The Hour of the Predator: Encounters with the Autocrats and Tech Billionaires Taking Over the World. By Giuliano da Empoli. Pushkin Press £12.99. (Translated by Sam Taylor)
The author was formerly an advisor to an Italian prime minister, a role which gave him the opportunity to meet various powerful people. Here he examines the actions of dictators and technology bosses; he describes many of them as Borgians, resembling Cesare Borgia, the fifteenth–sixteenth century Italian ruler who was renowned for his scheming and plotting. He sees political life as a comedy of errors, like an Armando Iannucci show such as ‘Veep’.
The main autocrat discussed is Mohammed bin Salman (MBS), the de facto ruler of Saudi Arabia. In 2017 he summoned three hundred rich and powerful men to a posh hotel in Riyadh, where they were held hostage for various periods of time and, among other things, forced to pay a total of $8bn to fund MBS’s plans, which include a massive city powered by renewable energy, and a winter sports resort and floating port. The actions of Nayib Bukele in El Salvador are also discussed, but MBS really does seem to be a bit of a special case.

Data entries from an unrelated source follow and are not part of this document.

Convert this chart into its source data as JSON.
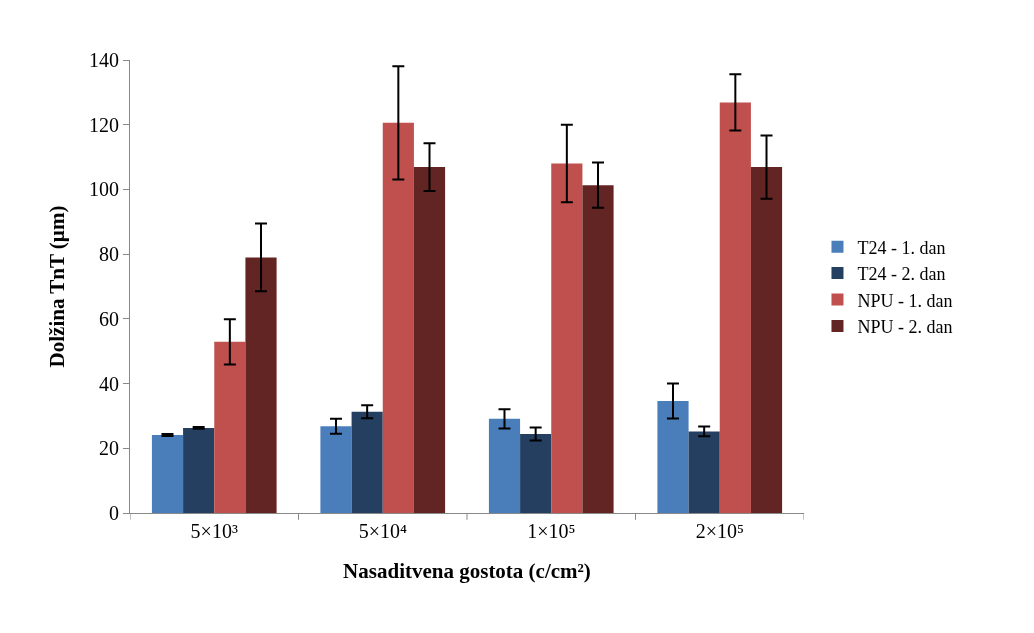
{
  "chart_data": {
    "type": "bar",
    "xlabel": "Nasaditvena gostota (c/cm²)",
    "ylabel": "Dolžina TnT (µm)",
    "categories": [
      "5×10³",
      "5×10⁴",
      "1×10⁵",
      "2×10⁵"
    ],
    "series": [
      {
        "name": "T24 - 1. dan",
        "color": "#4a7ebb",
        "values": [
          24.1,
          26.8,
          29.1,
          34.6
        ],
        "errors": [
          0.3,
          2.3,
          3,
          5.4
        ]
      },
      {
        "name": "T24 - 2. dan",
        "color": "#243f60",
        "values": [
          26.3,
          31.3,
          24.4,
          25.2
        ],
        "errors": [
          0.3,
          2,
          2,
          1.5
        ]
      },
      {
        "name": "NPU - 1. dan",
        "color": "#c0504d",
        "values": [
          52.9,
          120.6,
          108,
          126.9
        ],
        "errors": [
          7,
          17.5,
          12,
          8.7
        ]
      },
      {
        "name": "NPU - 2. dan",
        "color": "#632523",
        "values": [
          79,
          106.9,
          101.3,
          106.9
        ],
        "errors": [
          10.5,
          7.4,
          7,
          9.8
        ]
      }
    ],
    "ylim": [
      0,
      140
    ],
    "yticks": [
      0,
      20,
      40,
      60,
      80,
      100,
      120,
      140
    ],
    "grid": false,
    "legend": "right"
  }
}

Da Empoli also sees artificial intelligence as a ‘Borgian technology’, as it can produce shock and awe. It is really a kind of authoritarian intelligence, transforming data into power. AI is not subject to regulatory control and ‘is in the hands of private companies that have elevated themselves to the ranks of nation states.’ Economic elites used to rely on political elites, but the new tech bosses wage war on the old political elites, preferring disruption and chaos. So AI is a political development, not just a technological one, for instance creating massive electoral databases of voters and their likely preferences.
And this is a world of violence, with global military spending increasing by 34 per cent in the last five years. Attack is now cheaper than defence, and an ‘era of limitless violence’ may lie ahead.
The book as a whole contains some interesting observations, but does not provide much by way of conclusions.